Understanding RedHat's recommended tuned profiles

We are going to roll out tuned (and numad) on ~1000 servers, the majority of them being VMware servers either on NetApp or 3Par storage.

According to RedHats documentation we should choose the virtual-guestprofile. What it is doing can be seen here: tuned.conf

We are changing the IO scheduler to NOOP as both VMware and the NetApp/3Par should do sufficient scheduling for us.

However, after investigating a bit I am not sure why they are increasing vm.dirty_ratio and kernel.sched_min_granularity_ns.

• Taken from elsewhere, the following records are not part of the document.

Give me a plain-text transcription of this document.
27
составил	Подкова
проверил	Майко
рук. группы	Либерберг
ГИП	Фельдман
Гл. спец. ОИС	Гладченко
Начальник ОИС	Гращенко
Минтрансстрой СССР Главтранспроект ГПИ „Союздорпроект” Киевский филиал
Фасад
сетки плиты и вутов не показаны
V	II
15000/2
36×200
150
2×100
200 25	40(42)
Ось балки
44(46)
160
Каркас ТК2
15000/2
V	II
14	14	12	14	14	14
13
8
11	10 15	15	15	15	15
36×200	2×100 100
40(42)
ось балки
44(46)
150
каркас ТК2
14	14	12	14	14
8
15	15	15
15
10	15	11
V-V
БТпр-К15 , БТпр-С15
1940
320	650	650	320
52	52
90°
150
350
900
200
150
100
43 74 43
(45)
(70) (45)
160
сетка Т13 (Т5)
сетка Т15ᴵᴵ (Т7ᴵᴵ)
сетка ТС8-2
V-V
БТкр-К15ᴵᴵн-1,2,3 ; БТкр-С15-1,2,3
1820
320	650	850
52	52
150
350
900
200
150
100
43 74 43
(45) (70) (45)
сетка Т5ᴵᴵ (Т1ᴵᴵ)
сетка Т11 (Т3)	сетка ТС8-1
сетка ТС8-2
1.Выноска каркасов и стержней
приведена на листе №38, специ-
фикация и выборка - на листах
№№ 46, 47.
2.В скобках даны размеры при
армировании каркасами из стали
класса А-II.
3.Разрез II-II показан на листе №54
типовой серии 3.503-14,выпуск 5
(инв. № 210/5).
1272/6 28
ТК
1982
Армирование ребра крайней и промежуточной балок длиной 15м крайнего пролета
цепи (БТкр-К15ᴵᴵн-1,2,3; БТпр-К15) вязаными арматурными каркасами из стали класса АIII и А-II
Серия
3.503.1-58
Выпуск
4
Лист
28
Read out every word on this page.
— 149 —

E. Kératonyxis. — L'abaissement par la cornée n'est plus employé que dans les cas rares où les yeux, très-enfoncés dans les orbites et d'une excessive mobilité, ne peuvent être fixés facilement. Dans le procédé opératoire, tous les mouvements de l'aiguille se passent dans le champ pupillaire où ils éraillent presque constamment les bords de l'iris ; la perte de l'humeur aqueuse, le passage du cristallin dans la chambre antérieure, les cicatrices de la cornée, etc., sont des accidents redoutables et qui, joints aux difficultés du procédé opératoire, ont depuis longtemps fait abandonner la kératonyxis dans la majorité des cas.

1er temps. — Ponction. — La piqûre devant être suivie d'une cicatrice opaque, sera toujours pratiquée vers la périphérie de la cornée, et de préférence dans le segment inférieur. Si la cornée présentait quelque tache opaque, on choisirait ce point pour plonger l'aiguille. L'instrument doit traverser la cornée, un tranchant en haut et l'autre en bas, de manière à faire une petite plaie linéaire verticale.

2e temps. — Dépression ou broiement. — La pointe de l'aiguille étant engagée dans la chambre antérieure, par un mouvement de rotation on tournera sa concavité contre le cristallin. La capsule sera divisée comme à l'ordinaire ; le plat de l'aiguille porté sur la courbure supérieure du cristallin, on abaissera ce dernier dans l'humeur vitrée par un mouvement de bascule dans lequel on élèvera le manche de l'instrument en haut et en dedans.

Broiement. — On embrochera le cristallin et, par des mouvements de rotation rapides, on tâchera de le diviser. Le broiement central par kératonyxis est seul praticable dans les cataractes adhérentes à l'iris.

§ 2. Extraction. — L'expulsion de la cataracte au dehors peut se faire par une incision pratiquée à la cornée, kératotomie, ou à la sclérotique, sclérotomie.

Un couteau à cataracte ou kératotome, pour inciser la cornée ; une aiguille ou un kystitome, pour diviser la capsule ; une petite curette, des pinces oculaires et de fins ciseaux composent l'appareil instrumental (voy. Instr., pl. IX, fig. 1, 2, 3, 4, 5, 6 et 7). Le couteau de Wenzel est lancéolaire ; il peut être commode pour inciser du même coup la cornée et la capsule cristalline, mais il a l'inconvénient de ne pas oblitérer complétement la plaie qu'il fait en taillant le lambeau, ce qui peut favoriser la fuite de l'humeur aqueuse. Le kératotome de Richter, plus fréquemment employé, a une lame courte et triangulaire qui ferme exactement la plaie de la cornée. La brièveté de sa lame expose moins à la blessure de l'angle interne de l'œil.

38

As far as I have understood increasing increasing vm.dirty_ratio to 40% will mean that for a server with 20GB ram, 8GB can be dirty at any given time unless vm.dirty_writeback_centisecsis hit first. And while flushing these 8GB all IO for the application will be blocked until the dirty pages are freed.

Increasing the dirty_ratio would probably mean higher write performance at peaks as we now have a larger cache, but then again when the cache fills IO will be blocked for a considerably longer time (Several seconds).

The other is why they are increasing the sched_min_granularity_ns. If I understand it correctly increasing this value will decrease the number of time slices per epoch(sched_latency_ns) meaning that running tasks will get more time to finish their work. I can understand this being a very good thing for applications with very few threads, but for eg. apache or other processes with a lot of threads would this not be counter-productive?


The short answer is that any tuning is guesswork and only has value when backed up with empiricial data: Try it. Measure it. If you don't like it, tweak it.

A longer answer:

Increasing the dirty_ratio would probably mean higher write performance ...IO will be blocked for a considerably longer time

No. Increasing the dirty ratio means that your system is less likely to get into a state where it needs to start blocking on writes. The downside is that there's more memory used and greater risk of data loss in an outage.

meaning that running tasks will get more time to finish their work

Processes will usually yield before their time slice expires. The problem with a VM is that your machine may be competing for CPU and L1/L2 cache with other VMs - high levels of task switching (due to pre-empting) has a big impact on throughput. The kind of applications which are usualyl deployed into VMs are ones which are CPU bound (web servers, application servers).

Yes, the increase in throughput (which applies to all types of application) will come at the cost of an increase in latency - but the latter is of the order of microseconds when most transactions are taking milliseconds. If you need real time capability/very low latency then you shouldn't be using a VM.


Here's the schedule of tuned-adm configurations...

I think it helps to see them in tabular form. The main thing to note is that the default RHEL6 settings suck!! The other thing is that the enterprise-storage and virtual-guest profiles are identical except for reduced swappiness on the virtual guest side (makes sense, right?).

tuned profiles

As for a recommendation on storage I/O elevator, you have a few layers of abstraction on the storage layer. Using the noop scheduler would make sense if you were using RDMs or presenting storage directly to your virtual machines. But since they're going to live on NFS or VMFS, I still like the additional tuning options afforded by the deadline scheduler.

Tuned profiles can be changed on-the-fly on running systems, so if you have any concerns, test with your application and specific environment and benchmark.


Have a watch of Shak and Larry's performance tuning videos from Summit, they talk about the tuned profiles in depth.

  • Part 1 - http://www.youtube.com/watch?v=fATEiBJ3pKw
  • Part 2 - http://www.youtube.com/watch?v=km-vLELmWLs

One of the biggest intended takeaways is that the profiles are only a recommended starting point, not immutable numbers which are magically perfect for every environment.

Start with one profile and have a play around with the settings. Generate a good production-like test workload and measure metrics which are important to your business.

Change one thing at a time and record every result at every iteration. When you're done, review the results and pick the settings that gave the best results. That's your ideal tuned profile.